In NDT, radiography is one of the most important and widely used methods. Radiographic testing (RT) offers several advantages over other NDT methods, however, one of its major disadvantages is the health risk associated with the radiation. This method of weld testing makes use of X-rays, produced by an X-ray tube, or gamma rays, produced by a radioactive isotope. The basic principle of radiographic inspection of welds is the same as that for medical radiography. Penetrating radiation is passed through a solid object, in this case a weld rather that part of the human body, onto a photographic film, resulting in an image of the object’s internal structure being deposited on the film. The amount of energy absorbed by the object depends on its thickness and density. Energy not absorbed by the object will cause exposure of the radiographic film. These areas will be dark when the film is developed. Areas of the film exposed to less energy remain lighter. Therefore, areas of the object where the thickness has been changed by discontinuities, such as porosity or cracks, will appear as dark outlines on the film. Inclusions of low density, such as slag, will appear as dark areas on the film while inclusions of high density, such as tungsten, will appear as light areas. All discontinuities are detected by viewing shape and variation in density of the processed film.
Why is this method?
This testing method is usually used and mostly suited to have access to both sides of the welded joint (except for double wall signal image techniques used on some pipe work). Although this is a slow and expensive method of nondestructive testing, it is a positive method for detecting porosity, inclusions, cracks, and voids in the interior of welds. It is essential that qualified personnel conduct radiographic interpretation since false interpretation of radiographs can be expensive and interfere seriously with productivity. There are obvious safety considerations when conducting radiographic testing. X-ray and gamma radiation is invisible to the naked eye and can have serious health and safety implications. Only suitably trained and qualified personnel should practice this type of testing.
When is this method used?
The part to be inspected by Radiographic testing, is placed between the radiation source and a piece of radiation sensitive film. The radiation source can either be an X-ray machine or a radioactive source (Ir-192, Co-60, or in rare cases Cs-137). The part will stop some of the radiation where thicker and more dense areas will stop more of the radiation. The radiation that passes through the part will expose the film and forms a shadowgraph of the part. The film darkness (density) will vary with the amount of radiation reaching the film through the test object where darker areas indicate more exposure (higher radiation intensity) and lighter areas indicate less exposure (lower radiation intensity). Radiographic Testing is widely used in the industries like, Aerospace industries, Military defense, Offshore industries, Marine industries, Power-gen industries, Petrochem industries, Waste Management, Automotive industries, Manufacturing industries, Transport industries.
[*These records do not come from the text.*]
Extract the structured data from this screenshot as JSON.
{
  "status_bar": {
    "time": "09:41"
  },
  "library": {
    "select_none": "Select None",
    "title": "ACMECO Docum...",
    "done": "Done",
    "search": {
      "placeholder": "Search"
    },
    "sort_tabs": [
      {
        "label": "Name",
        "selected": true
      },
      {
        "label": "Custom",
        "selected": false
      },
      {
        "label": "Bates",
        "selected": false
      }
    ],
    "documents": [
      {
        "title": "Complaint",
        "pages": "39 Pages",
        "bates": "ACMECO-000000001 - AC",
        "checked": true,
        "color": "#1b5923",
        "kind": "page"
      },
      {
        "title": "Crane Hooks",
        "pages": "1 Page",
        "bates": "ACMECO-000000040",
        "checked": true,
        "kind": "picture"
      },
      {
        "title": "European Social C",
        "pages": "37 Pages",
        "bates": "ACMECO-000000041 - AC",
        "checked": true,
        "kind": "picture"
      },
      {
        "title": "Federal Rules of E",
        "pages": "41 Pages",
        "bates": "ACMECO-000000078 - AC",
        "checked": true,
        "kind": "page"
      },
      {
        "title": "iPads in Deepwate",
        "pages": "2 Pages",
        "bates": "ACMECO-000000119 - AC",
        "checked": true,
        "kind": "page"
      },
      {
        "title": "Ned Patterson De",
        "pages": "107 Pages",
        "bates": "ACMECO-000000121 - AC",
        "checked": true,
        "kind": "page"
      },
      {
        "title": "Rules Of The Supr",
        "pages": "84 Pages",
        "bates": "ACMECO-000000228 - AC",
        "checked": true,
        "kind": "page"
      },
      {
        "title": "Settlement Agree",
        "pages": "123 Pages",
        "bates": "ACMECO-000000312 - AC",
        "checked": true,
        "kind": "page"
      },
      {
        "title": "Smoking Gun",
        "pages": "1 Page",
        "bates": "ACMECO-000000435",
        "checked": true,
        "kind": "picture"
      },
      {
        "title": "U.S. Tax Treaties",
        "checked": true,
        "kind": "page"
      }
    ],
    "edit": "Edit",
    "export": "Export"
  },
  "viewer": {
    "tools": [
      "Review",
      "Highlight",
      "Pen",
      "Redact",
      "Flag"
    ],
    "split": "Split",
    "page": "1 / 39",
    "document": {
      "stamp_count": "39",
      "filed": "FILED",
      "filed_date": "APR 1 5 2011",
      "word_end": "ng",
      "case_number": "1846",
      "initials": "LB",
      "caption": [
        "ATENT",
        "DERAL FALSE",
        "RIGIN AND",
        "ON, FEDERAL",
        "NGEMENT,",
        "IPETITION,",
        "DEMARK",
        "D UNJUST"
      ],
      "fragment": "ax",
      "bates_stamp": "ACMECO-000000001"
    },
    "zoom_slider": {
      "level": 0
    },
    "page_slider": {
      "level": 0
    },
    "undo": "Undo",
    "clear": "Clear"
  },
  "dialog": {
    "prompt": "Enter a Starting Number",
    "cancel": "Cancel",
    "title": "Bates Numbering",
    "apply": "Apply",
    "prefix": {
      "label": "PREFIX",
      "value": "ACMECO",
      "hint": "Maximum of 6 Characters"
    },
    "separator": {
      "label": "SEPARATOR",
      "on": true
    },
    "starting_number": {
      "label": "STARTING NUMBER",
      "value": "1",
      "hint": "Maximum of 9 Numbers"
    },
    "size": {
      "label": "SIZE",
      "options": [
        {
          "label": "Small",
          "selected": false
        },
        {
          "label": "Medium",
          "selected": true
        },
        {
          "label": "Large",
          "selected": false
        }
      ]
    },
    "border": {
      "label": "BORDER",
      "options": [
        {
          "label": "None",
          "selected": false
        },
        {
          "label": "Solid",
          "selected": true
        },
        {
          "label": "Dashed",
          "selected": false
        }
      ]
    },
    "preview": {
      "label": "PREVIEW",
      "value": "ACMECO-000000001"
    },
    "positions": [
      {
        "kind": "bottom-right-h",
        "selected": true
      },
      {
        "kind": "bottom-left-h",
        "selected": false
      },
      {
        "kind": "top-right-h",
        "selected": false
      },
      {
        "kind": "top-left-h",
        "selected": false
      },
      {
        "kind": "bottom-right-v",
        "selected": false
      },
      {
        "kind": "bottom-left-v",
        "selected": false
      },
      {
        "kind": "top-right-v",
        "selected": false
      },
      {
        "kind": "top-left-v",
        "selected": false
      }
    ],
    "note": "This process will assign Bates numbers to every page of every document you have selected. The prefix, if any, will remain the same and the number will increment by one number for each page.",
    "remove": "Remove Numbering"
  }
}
- This applies only to girth and miter groove welds and to fabricated branch connection welds unless otherwise specified in the engineering design.
- Random Radiography – This applies only to girth and miter groove welds.
- Spot Radiography – This requires a single exposure radiograph in accordance with para. 344.5.1 at a point within a specified extent of welding. For girth, miter, and branch groove welds the minimum requirement is
- for sizes ≤ DN 65 (NPS 21 ⁄ 2), a single elliptical exposure encompassing the entire weld circumference
- for sizes > DN 65, the lesser of 25% of the inside circumference or 152 mm (6 in.) For longitudinal welds the minimum requirement is 152 mm (6 in.) of weld length.
Roles and responsibilities:
A radiographer must visually examine materials, structures, or components using tools and equipment such as endoscopes, closed circuit television systems, and fiber optics for signs of corrosion, metal fatigue, cracks, or other flaws. And Inspect finished products to locate flaws. He/she must supervise or direct the work of non-destructive testing (NDT) trainees or staff and supervise engineering or other technical personnel.